The comprehensive estimates, based on models tracking the severity and path of the storm, are likely to still be less than $ 87 billion in claims from Hurricane Katrina, when adjusted for inflation, experts said.
Insurance companies with significant exposure include Allstate Corp., Progressive Corp., FedNat, Chubb Ltd., American International Group Inc., Travelers Cos. Inc. and The Hartford, according to Piper Sandler analyst Paul Newsome.
Ida was about a category weaker than Katrina was when it landed 1
"Wind damage may be more visible, but you do not know the extent of the water damage until you can actually inspect," says Anne Wilson, real estate expert for America at Swiss Re AG. "You have to get your eyes on the ground."
Homeowners flood insurance costs will be largely covered by the US National Flood Insurance Program, administered by the Federal Emergency Management Agency.  However, commercial policy will face demands for direct physical damage and also business disruptions and supply chain disruptions that spread outside the disaster area, says Robert O & # 39; Brien, CEO of Marsh & McLennan Cos. Inc.
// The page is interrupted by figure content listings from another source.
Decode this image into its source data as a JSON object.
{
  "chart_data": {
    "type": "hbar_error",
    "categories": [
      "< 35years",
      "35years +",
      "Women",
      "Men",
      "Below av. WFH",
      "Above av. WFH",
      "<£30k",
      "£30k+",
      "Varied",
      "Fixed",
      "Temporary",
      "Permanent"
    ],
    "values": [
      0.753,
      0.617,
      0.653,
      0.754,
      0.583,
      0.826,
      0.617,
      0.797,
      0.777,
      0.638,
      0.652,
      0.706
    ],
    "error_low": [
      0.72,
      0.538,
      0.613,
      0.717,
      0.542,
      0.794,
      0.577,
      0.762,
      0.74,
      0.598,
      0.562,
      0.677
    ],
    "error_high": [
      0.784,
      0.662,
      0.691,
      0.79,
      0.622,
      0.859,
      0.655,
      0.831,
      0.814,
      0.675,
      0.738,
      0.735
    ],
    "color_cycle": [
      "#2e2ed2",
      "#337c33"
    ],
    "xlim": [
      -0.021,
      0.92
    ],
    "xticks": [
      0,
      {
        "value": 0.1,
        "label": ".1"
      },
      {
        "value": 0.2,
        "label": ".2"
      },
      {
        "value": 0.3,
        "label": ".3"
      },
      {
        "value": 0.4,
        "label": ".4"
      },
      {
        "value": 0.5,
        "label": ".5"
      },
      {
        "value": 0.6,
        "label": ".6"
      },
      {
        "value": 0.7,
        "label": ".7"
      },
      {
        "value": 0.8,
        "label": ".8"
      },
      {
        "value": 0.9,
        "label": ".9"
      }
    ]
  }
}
With power outages, floods, harmless roads and other obstacles, production can be interrupted for several weeks and can generate conditional claims from remote companies that cannot receive supplies from or sell products to companies. nies affected by the storm.
"The parties involved can be anywhere," said O & # 39; Brien. "A local event can spread all over the world."
Ida is also likely to renew efforts to address problems with the NFIP, which was launched more than 50 years ago and has $ 20.5 billion in debt because premiums are too low to cover claims costs, Craig said. Poulton, CEO of Poulton Associates, which administers floods and other insurance.
"This incident will serve as a reminder of how severe storms can be," he said.